I think the point of the Sherlock Holmes discussion is that the fact that the earth goes around the sun is much less relevant in terms of one’s day to day existence than who got voted off the island last night on Survivor.

People tend to be uninterested in learning about things in which they aren’t interested. And there are a variety of reasons not to be interested in something.

Do you know who holds the record for the shortest bout in Olympic judo history?

Akio Kaminaga of Japan threw Alan Petherbridge of Great Britain in four seconds in 1964.Are you a better person after you clicked on the spoiler? Has it improved your life?

IYSWIM.

Regards,
Shodan

If we use an inherently biased term such as “well educated” that society conforms to, science would be deemed the more worthy type of knowledge.

However speaking as a reformed “trivia pursuit dork”, I’ve had a enlightening change of attitude about this. When I visited poor rural villages, that’s when I realized that 95% of all the “facts” in my head were useless.

The farmer that doesn’t know geography of Europe is no worse than the Ivy League folks that are smug about knowing the difference between Belgium vs Bulgaria. Why should the farmer care about far off places that he will never travel to? Because we say so? Ok, now ask all all those supposedly “well-educated” people which spiral arm of the Milky Way Galaxy our Solar System sits in. I don’t know it myself – I’d have to look it up – and I’ve looked it up several times before and I still don’t remember. Why should we know that if we don’t have a space ship to navigate about the universe? It just demonstrates that knowledge is all relative. Ultimately, you need to know whatever facts necessary to achieve whatever goals you happen to have. All else is such as heliocentrism and the hard-to-remember capital of New York is trivia (and an excuse to ridicule other people.)

[quote=“CalMeacham, post:30, topic:553130”]

Then again, Nero Wolfe himself astonished friends with his ignorance of things that are common knowledge. One stunned friend couldn’t believe that anyone as erudite as Wolfe wouldn’t have the slightest ides what a linebacker or a fugue was.
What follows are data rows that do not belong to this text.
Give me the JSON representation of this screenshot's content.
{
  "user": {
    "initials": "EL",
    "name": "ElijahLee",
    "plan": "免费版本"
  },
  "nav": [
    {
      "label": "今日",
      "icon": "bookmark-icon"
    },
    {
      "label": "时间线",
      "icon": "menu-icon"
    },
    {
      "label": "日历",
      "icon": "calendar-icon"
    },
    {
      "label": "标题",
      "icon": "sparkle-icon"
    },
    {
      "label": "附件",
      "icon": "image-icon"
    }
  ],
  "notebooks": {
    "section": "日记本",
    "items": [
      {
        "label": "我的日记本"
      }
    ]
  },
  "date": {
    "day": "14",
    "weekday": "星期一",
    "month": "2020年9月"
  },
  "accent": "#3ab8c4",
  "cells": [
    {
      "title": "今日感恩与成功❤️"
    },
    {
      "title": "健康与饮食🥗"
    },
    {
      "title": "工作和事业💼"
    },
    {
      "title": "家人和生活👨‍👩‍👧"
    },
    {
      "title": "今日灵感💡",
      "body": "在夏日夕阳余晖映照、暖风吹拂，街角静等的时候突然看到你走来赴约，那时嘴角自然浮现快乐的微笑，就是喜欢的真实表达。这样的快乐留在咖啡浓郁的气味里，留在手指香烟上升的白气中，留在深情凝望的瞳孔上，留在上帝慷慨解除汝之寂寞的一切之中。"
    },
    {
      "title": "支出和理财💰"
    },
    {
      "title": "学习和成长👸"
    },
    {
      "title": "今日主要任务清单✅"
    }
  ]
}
This sort of reminds me of Van Halen’s brown M&Ms (OK, now what percentage knows what I’m referring to?).

Famously, Van Halen’s tour contract had a clause requiring the dressing room catering to include a bowl of M&Ms with all the brown ones removed. The point being that if this small stipulation was ignored, what else among the volumous technical requirements was ignored?

So in regards to heliocentrism the question is, if a lot of people are ignorant of this basic fact of existence, what else are they ignorant of?

“I know what I want to know. I find out what I need to know,” he replied to Doctor Vollmer. (in response to Vollmer’s line that you quote from Please Pass the Guilt).
I note that both of those are “cultural” things. I’ll bet Wolfe knew a lot about the solar system.

Why is it a basic fact of existence? Will not knowing that the Earth revolves around the sun make the Earth stop revolving around the sun?

What’s that you say? It won’t make a damn bit of difference to the world at large and to the people who don’t know the aforementioned piece of trivia? Who ever would have known that?

On the issue of heliocentrism, I think that it’s not just about the relevance and importance of knowledge in everyday life. It’s that some facts are irrelevant and unimportant, and *inconsistent *with a person’s worldview.

It’s “obvious” that the Earth doesn’t move, and it’s obvious that the Sun’s position changes during the day, so “as far as I know”, the Sun revolves around the Earth.

Yeah, but “everyone else” accepts the fact that the Earth revolves around the Sun, so why don’t you? Well, if everyone decided to jump off a cliff …

The deeper issue seems to be not just ignorance but skepticism rooted in willful ignorance. And, it’s not a big leap to dismiss whatever science gets in the way of various religious beliefs and political agendas.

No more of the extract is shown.